Harga emas turut terpukul. Emas spot turun 1,34 persen ke level USD3.323,49 per troy ounce (sekitar Rp54,5 juta). Emas berjangka di AS (gold futures) bahkan ditutup melemah 1,5 persen ke posisi USD3.298,40 per ons (sekitar Rp54 juta).
Penutupan Hormuz bisa Dorong Harga Minyak ke USD110 per Barel
Ketegangan di Selat Hormuz kembali memicu kekhawatiran pasar energi global. Goldman Sachs memperkirakan, gangguan pasokan minyak dari jalur laut strategis itu dapat mendorong harga minyak mentah jenis Brent menembus USD110 per barel (setara Rp1.804.000).
Dalam catatan analisis tertanggal Ahad kemarin, Goldman menyebutkan skenario itu bisa terjadi jika aliran minyak melalui Selat Hormuz terpangkas separuh selama satu bulan, lalu masih terganggu 10 persen selama 11 bulan berikutnya.
“Harga akan melonjak sesaat, tapi cenderung moderat di akhir tahun,” tulis laporan tersebut, dikutip dari Reuters.
Bank investasi itu memperkirakan harga rata-rata Brent akan berada di kisaran USD95 per barel (sekitar Rp1.558.000) pada kuartal terakhir 2025.
Pasar minyak langsung merespons ketegangan terbaru. Harga melonjak ke level tertinggi sejak Januari setelah Amerika Serikat ikut menggempur fasilitas nuklir Iran pada akhir pekan lalu.
Goldman mencatat pasar prediksi—meski likuiditasnya terbatas—kini memperhitungkan peluang 52 persen bahwa Iran akan menutup Selat Hormuz pada 2025. Data itu berasal dari platform prediksi terdesentralisasi Polymarket.

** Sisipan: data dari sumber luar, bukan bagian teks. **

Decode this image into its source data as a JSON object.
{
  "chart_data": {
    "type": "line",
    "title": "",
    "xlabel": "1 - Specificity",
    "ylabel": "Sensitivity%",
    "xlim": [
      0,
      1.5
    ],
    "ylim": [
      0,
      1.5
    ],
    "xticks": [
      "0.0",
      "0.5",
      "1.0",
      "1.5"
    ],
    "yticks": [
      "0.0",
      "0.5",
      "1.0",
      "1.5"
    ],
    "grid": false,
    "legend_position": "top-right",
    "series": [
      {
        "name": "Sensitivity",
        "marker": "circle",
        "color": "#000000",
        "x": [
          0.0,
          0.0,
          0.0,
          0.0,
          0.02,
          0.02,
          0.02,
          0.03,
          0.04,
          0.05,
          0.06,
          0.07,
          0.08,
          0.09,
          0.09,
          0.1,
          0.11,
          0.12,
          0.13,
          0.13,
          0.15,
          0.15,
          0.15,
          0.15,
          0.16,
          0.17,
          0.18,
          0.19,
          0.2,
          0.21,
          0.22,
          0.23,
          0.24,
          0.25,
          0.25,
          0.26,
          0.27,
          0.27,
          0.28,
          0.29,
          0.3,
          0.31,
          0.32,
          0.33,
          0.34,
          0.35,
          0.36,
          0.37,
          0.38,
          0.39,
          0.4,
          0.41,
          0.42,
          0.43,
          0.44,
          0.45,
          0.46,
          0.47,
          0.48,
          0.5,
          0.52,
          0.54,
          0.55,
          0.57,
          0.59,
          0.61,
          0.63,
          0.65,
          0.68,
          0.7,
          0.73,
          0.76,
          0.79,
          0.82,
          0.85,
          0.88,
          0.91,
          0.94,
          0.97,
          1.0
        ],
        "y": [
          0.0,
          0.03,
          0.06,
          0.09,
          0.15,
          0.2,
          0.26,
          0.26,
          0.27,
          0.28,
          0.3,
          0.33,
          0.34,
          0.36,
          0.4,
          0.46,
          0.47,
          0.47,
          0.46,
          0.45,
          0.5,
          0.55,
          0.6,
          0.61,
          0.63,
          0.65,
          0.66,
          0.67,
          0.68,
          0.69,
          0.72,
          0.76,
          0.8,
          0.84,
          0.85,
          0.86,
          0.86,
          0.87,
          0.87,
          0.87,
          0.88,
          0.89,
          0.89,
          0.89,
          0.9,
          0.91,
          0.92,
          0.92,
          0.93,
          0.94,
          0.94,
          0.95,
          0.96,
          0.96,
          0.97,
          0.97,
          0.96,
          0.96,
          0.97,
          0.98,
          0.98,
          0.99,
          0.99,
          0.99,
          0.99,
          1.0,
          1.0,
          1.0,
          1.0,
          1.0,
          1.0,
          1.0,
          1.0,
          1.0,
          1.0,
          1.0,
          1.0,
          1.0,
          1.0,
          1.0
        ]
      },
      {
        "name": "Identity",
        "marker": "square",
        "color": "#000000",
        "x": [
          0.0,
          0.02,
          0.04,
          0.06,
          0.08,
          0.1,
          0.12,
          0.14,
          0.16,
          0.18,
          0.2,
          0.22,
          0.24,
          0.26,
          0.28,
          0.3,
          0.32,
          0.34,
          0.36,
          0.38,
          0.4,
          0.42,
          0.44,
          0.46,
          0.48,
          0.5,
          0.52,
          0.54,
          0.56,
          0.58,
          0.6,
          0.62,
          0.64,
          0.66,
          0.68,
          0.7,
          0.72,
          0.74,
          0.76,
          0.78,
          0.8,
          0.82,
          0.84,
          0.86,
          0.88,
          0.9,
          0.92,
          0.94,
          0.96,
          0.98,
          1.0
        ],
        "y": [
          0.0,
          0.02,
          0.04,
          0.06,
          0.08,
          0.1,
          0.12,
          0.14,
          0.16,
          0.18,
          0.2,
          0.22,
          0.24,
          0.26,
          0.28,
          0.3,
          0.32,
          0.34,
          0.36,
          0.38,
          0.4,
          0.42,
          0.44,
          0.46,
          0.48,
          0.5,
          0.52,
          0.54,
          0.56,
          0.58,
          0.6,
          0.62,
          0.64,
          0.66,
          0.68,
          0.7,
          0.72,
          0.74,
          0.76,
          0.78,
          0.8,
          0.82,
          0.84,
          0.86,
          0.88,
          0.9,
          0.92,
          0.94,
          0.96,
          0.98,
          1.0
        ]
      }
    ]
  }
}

Dalam simulasi lainnya, Goldman memperkirakan bahwa penurunan pasokan Iran sebesar 1,75 juta barel per hari selama enam bulan bisa mendorong Brent ke puncaknya di USD90 per barel (sekitar Rp1.476.000). Jika pasokan kembali pulih, harga minyak kemungkinan turun ke kisaran USD60-an pada 2026.
Namun, jika produksi Iran tetap rendah lebih lama, Brent diproyeksikan bertahan di rentang USD70–80 (sekitar Rp1.148.000–1.312.000) per barel pada 2026. Proyeksi itu didasari pada penurunan stok global dan kapasitas cadangan yang menipis.
“Meski situasi di Timur Tengah masih berkembang, kami yakin insentif ekonomi, baik dari AS maupun China, cukup kuat untuk mencegah gangguan besar dan berkepanjangan di Selat Hormuz,” tulis Goldman Sachs.(*)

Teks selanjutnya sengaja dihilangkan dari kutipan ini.